Una mujer de América | El Nuevo Siglo
Sábado, 27 de Agosto de 2016

Pensemos en la Independencia. Estamos ahora, y sobre todo está Manuela Sáenz, en plena guerra de la Independencia. Por to­das partes surge la rebelión contra la domina­ción española, desde México hasta Buenos Aires, así lo afirma Antonio Cacua en su gran libro “La libertadora del Libertador”      .

Un día los criollos se apoderan del gobierno de la ciudad de Quito y otro día los españo­les vienen y los echan de él. Los patriotas tienen que huir. Miles de personas van por los cami­nos como en caravana bíblica, en éxodo pinto­resco, entre miedoso y bullanguero.

Allí va Manuela entre aquella baraúnda, oyendo toda clase de historias, sufriendo las al­ternativas del viaje, mirando con sus ojos cu­riosos todo ese mundillo charlatán; al mismo tiempo llenándose de odio contra los españoles. Entre ellos está su padre, quien  es un furibundo realista. Manuela se pregunta, dice Cacua Prada, ¿si ha de querer a su padre?

Manuela entra en la vida cargada de pa­sión. América era por todas partes una comarca de aventuras. Lord Byron siente la atracción de esta guerra, en donde por estos días todo pa­rece invitar a hombres y mujeres a la grande­za. Es la segunda grande etapa del continente después de la Conquista; Manuela siente que la vida golpea en sus venas con impacientes llamadas. Como si todo el fuego de los volcanes del Ecuador la incendiara.

Toda su adolescencia está saturada de re­vueltas. Por sus hermosas orejas va entrando mucho ruido de armas y sus negros ojos se han acostumbrado al espectáculo de la muerte.

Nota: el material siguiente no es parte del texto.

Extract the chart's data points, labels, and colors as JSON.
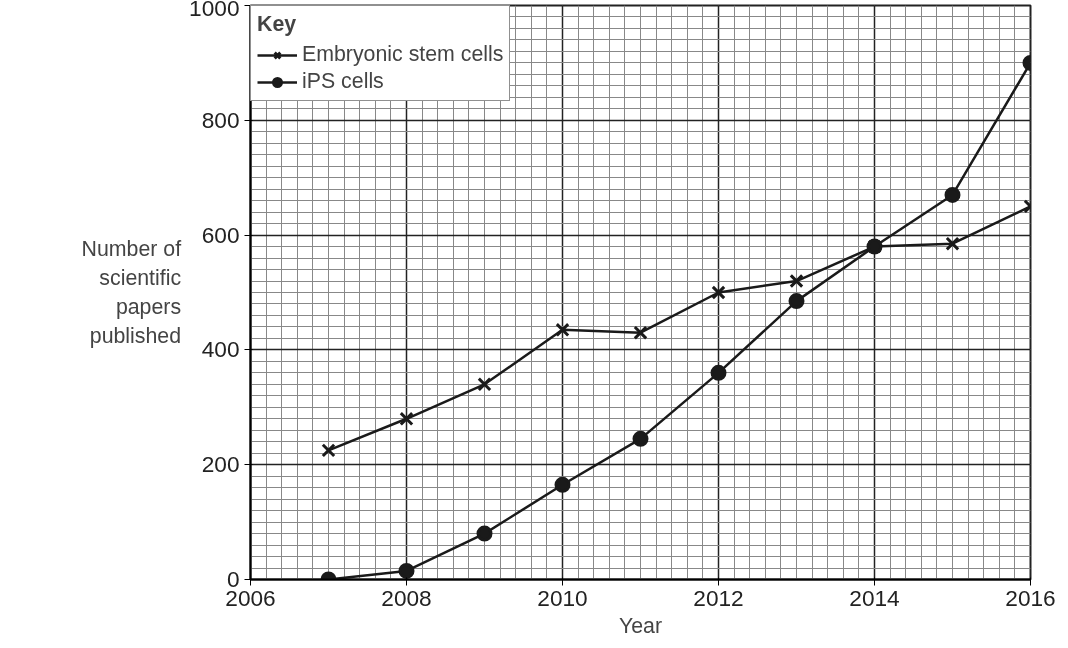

A ésta aprende a mirarla de frente. Los fusilamientos eran frecuentes con todo el alarde de gran escena, cruel y bárbara que se acostum­braba entonces. Entre otros, le toca presenciar en la plaza principal, asomada a los balcones del Palacio de la Audiencia, el de dos traidores.

La vida humana era cosa desdeñable en esa época. Cuenta una crónica que una dama de alguna ciudad española mandaba matar a sus enemigos por la noche y los cadáveres ama­necían colgando de sus balcones para que sir­vieran de escarmiento al día siguiente. La crueldad española había echado raíces en Amé­rica. Los fusilamientos se hacían en pleno día y ante toda la gente que asistía allí como si asistiera a una función de circo. Manuelita vio a los fusilados vestidos con túnicas blancas con cruces rojas. Pero también le sirven para tonificar el ánimo en una época que demandaba muy du­ros ánimos. “Los sacrificios de sus compatriotas y las matanzas de Quito en 1809 habían templado su alma” dicen don Ángel y don Rufino José Cuervo.

Sin perder nada de su encanto de mujer, de su exquisita gracia, se hace soldado por su coraje. Tiene nervios de acero. Palma la pinta cabalgando en Lima, años "más tarde, montada de hombre con dormán rojo y pantalones bombachos”. “Mujer fuerte, sabía dominar sus ner­vios apareciendo serena y enérgica en medio de las balas y espadas tintas de sangre o del afilado puñal de los asesinos”.

Qué extraña personalidad se va formando dentro de esta criatura. En medio de un mun­do femenino casi analfabeto, Manuelita coge de manera profunda el gusto de los clásicos; saborea con deleite a Tácito y a Plutarco, sigue apasionadamente la Historia del Padre Mariana y sueña con Garcilaso cuando la casi to­talidad de las mujeres de su época apenas sa­bían leer y bordar.